The U.S. Department of Commerce has earmarked $175 million (US$) for e-commerce initiatives in its fiscal year 2001 budget, but the proposal faces certain opposition in the Republican-led Congress.
As expected, the Clinton administration is positioning its Commerce Department budget proposal as necessary to carry out White House initiatives for e-commerce. For example, the administration is looking to pour more money into programs to close the so-called “digital divide” between families that have access to the Internet and those who do not.
Clinton laid out his digital divide spending plan last week, as House Commerce Committee Chairman Tom Bliley (R-Virginia) vowed to hold hearings on the issue later this year.
The Commerce Department also outlined several small business e-commerce initiatives in its proposed budget. “One of the Department’s top priorities for FY2001 is to promote e-commerce and take every available step to close the digital divide,” Commerce Secretary William Daley said. “The agency’s budget proposal would bring more people, places, and businesses into the technological mainstream, helping create digital opportunity in the e-commerce revolution.”
Commerce wants to spend $19 million to help small manufacturers make their businesses e-commerce ready and another $5 million to develop technical standards to make sure e-commerce applications and Internet hardware are more interoperable going forward.
With more than 100 e-commerce-related standards currently under development, the department says the market runs the risk of becoming fragmented. “These funds will allow the Department to work with industry to develop interoperable e-commerce standards, including wireless technologies, and tested methods and procedures to enhance security and reliability at all levels,” the department said.
Of the $19 million slated for small and mid-size manufacturers, $10 million would go toward helping them improve exports over the Internet, which the administration argues would help close trade gaps with some countries. Of that money, $1.6 million would be spent by the department’s International Trade Administration to expand its “virtual trade missions” to enable small and medium-sized enterprises that adopt e-commerce business models to increase exports to global markets.
Supply Chain Toolkits
The other $9 million would be earmarked for the Small Business Administration and the United States Department of Agriculture to provide thousands of manufacturers with e-commerce tool kits. That budget includes $500,000 for the Minority Business Development Agency to increase its e-commerce matching opportunities for minority enterprises.

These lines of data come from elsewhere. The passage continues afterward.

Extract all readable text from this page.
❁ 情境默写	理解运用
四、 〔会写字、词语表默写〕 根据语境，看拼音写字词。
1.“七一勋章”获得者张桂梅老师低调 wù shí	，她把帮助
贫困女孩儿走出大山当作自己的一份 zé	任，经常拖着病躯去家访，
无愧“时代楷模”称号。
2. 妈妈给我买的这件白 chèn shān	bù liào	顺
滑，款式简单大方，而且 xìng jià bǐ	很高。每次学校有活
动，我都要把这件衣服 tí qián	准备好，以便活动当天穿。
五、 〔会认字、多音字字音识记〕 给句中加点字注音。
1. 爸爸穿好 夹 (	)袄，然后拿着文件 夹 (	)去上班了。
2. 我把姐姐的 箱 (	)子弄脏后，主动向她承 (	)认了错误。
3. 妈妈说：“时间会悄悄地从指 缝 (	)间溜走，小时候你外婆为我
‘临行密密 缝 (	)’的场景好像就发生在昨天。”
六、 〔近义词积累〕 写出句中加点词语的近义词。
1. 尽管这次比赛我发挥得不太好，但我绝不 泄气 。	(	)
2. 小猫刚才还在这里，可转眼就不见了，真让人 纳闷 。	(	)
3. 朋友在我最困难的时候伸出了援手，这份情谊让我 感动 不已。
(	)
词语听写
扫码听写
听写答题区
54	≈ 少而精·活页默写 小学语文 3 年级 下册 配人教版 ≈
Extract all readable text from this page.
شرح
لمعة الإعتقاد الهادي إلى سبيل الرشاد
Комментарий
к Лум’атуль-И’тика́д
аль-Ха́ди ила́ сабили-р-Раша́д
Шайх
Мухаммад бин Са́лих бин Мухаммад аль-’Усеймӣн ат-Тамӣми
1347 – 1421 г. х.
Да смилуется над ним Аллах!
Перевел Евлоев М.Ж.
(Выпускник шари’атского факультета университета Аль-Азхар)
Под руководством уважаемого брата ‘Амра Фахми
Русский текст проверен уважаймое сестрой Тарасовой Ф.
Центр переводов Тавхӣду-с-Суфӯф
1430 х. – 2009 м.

“With more and more large manufacturers using the Internet for supply chains, small and medium-sized manufacturers who are not connected will find themselves falling behind in the years ahead,” the department warned.
Digital Gap Funds
To boost individuals and families onto the Internet, Commerce is asking for $50 million to provide training, computer equipment and Internet access in the home for low-income families. Commerce also wants to spend $23 million to extend high-speed Internet access to rural communities and poor urban areas.
Under the proposed budget, the department would triple funding to $45 million for its Technology Opportunities Program. The department said the program “encourages innovative ways of using information and communications technology in under-served communities.” In the past, funds under that program have been used to create public health data systems that raise child immunization rates in the inner cities.
Measuring E-Commerce Activities
To make sure everything the department works on next year has some impact, the proposed 2001 budget includes $13 million to track the growth of e-commerce in the United States. The plan would add e-commerce measurements to current economic statistics reports already gathered regularly by various federal agencies.
“Decisions are only as good as the information on which they are based,” the department said. “Traditional categories and measures used within our national economic statistics are inconsistent and/or incompatible with e-commerce. Thus, unless its results are captured in the national statistical measures, we face the possibility of seriously underestimating productivity and growth in our economy.”